‘I just want some answers’: Widow of Las Vegas shooting survivor killed in mysterious hit-and-run crash questions why no one has been arrested

The grieving wife of a man killed in a hit-and-run accident just six weeks after surviving that Las Vegas shooting massacre says she still doesn’t fully understand the circumstances of her husband’s death.

As CrimeOnline previously reported, Roy McClellan was killed in a hit-and-run in Pahrump, Nevada, on November 17, when he was reportedly hitchhiking.

According to the latest report in the Las Vegas Review-Journal, police have located the car believed to be responsible for the deadly crash. And though a police officer told the newspaper they have identified a person of interest, no arrests have been made.

“I just want some answers,” Roy’s wife Denise McClellan told the Las Vegas Review-Journal.

“I want to know why this person has not been arrested.”

Details about the fatal accident have been scarce, and it is unclear why McClellan was walking along a highway in the early hours of November 17 when he was killed. The day before, he had reportedly driven from his home in Las Vegas to a friend’s place in Pahrump to help with a house project, but the two had a falling out and McClellan reportedly stormed off at about 2 p.m. on November 16.

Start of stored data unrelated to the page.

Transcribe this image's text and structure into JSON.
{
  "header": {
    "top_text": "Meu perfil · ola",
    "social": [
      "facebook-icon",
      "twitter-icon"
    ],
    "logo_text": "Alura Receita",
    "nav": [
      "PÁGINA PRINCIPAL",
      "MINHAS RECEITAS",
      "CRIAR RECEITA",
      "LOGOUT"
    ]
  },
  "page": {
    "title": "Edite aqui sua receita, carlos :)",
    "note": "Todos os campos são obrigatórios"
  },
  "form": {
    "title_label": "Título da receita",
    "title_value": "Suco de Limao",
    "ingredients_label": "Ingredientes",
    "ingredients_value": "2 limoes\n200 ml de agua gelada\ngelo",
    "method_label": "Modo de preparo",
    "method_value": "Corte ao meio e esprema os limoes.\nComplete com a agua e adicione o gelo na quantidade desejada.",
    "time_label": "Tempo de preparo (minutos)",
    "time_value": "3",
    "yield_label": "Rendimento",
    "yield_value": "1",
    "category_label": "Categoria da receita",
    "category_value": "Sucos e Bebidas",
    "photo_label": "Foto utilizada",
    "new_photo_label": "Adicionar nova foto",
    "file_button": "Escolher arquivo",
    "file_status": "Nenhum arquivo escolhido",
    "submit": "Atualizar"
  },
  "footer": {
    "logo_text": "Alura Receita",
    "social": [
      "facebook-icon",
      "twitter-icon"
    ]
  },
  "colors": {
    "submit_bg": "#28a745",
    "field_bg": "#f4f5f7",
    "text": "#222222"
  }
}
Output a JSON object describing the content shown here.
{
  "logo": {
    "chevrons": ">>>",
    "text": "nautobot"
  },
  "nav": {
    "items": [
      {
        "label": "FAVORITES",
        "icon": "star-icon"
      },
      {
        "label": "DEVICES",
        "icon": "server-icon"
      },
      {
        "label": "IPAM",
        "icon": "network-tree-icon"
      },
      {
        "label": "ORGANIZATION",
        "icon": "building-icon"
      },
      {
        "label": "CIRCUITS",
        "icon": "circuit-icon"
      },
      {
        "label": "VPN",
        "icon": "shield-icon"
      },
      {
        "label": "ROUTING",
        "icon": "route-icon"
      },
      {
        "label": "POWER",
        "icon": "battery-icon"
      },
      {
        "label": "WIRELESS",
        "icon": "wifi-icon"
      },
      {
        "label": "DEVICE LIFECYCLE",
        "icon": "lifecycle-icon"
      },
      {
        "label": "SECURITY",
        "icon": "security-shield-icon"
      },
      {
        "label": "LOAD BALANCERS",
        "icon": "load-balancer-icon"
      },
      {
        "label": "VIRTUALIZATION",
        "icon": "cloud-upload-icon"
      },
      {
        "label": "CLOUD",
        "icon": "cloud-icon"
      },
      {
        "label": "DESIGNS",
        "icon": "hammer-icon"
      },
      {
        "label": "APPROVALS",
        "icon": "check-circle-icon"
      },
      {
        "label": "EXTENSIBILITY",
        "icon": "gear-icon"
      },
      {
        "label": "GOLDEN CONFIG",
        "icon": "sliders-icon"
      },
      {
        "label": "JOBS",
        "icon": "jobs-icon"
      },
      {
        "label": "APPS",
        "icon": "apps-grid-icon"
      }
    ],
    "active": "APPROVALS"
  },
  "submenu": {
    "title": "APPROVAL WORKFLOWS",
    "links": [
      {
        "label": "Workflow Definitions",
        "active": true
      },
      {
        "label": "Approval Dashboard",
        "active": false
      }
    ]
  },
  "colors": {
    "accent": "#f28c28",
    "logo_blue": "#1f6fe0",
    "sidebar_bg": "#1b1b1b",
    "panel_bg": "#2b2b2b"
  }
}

“He didn’t look like he was in his right mind,” McClellan’s friend reportedly told Denise.

It is unclear what he did between that time and nearly 12 hours later when he was found dead.

Denise McClellan told the newspaper that her husband had struggled with depression, and said in an earlier media interview that having been caught in the gun massacre was “messing with his head.”

But Denise said he was seeking therapy and insists there is no way her husband would take his own life.

“The one thing I know he would not do is commit suicide,” Denise told the newspaper.

“He was a strong man who had a strong faith in God.”

McClellan’s wife also said that her husband risked his own safety on the night of the deadly shooting, returning to the scene after bringing his wife home to see if anyone else needed a ride.

“My husband battled on a daily basis with depression, but that’s only one side of him,” she said.

“He was also someone who would give up his last dollar or give someone the shirt off his own back. That’s who he really was.”